Langstaff Gateway Condos address.Will house prices in Canada still rise?Deal with soaring house prices. The Canadian government announced today that foreigners will be banned from buying non-self-occupied properties in Canada for the next two years, aimed at cooling the overheated real estate market.Please Visit: Langstaff Gateway Condos address to Get Your VVIP Registration Today!
Canadian Deputy Prime Minister and Finance Minister Cristina Freeland announced this year’s federal budget on the same day, focusing on dealing with tight housing supply, insufficient housing stock and soaring house prices.
In his budget, Freeland mentioned a number of measures to curb real estate speculation and demand, including that foreigners are not allowed to buy houses in Canada for the next two years, and sellers who buy houses in less than a year will face high taxes and fees.
According to the Canadian Television Network, the above two measures do not apply to permanent residents, foreign workers and foreign students, and foreigners’ purchase of long-term self-occupied property is not restricted by the purchase ban.

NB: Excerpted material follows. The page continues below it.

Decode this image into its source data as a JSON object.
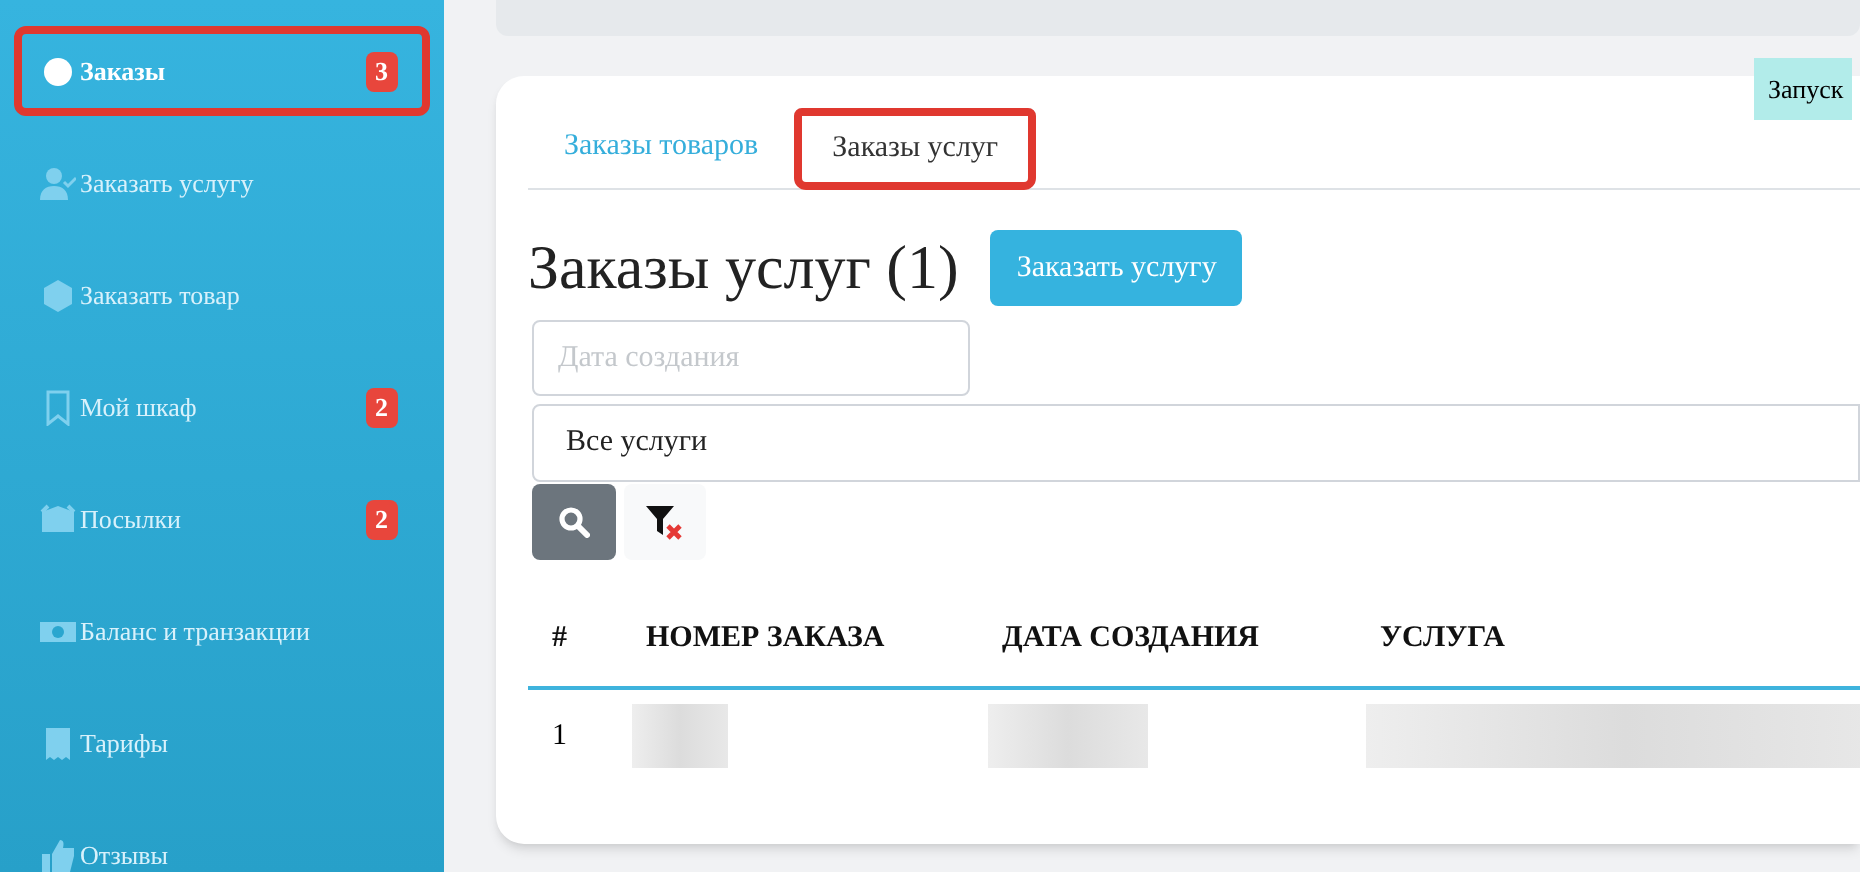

Canadian house prices rose by more than 20 per cent last year, and rents also soared. The government is under pressure to cool house prices.
According to the new budget, the Canadian government is also prepared to invest billions of Canadian dollars to increase housing supply, and plans to open a “first suite tax-free savings account” to help more Canadians become “homeowners.”
The Canadian dollar rose as high as 80.20 cents against the US dollar today. The Canadian dollar rose more than 1.3% against the yuan today.
The price of oil, one of Canada’s main exports, rebounded from a sharp fall in the previous session, with US crude rising 0.8 per cent to $103.35 a barrel.
This is good news for Canadians who can’t wait to travel to the United States or other countries. This will mean that it costs less to travel. But for those who stay cautiously in the country because of the epidemic, there is no impact.
Moody’s, one of the big three credit rating agencies, predicts that mortgage rates in Canada will reach their highest level in a decade. Moody’s risk model shows that even if the Canadian economy can maintain the current good momentum, house prices will stagnate, prices are unlikely to rise further, if the economy goes down, in the worst case, Canadian house prices will fall by 30% from their peak.
According to BetterDewelling, Moody’s believes that if the economy remains prosperous, Canadian real estate prices will not change much. If the market looks like the last tightening cycle, prices are expected to fall by 3%. My forecast for the current housing market is that the cycle of peak price decline between 2016 and 2019 will happen again, said Brendan Lacerda, a senior economist at Moody’s.
Moody’s believes that immigration, a strong job market and tight housing supply are the main factors supporting the Canadian housing market. As long as families continue to have income, they can adjust their spending on their own.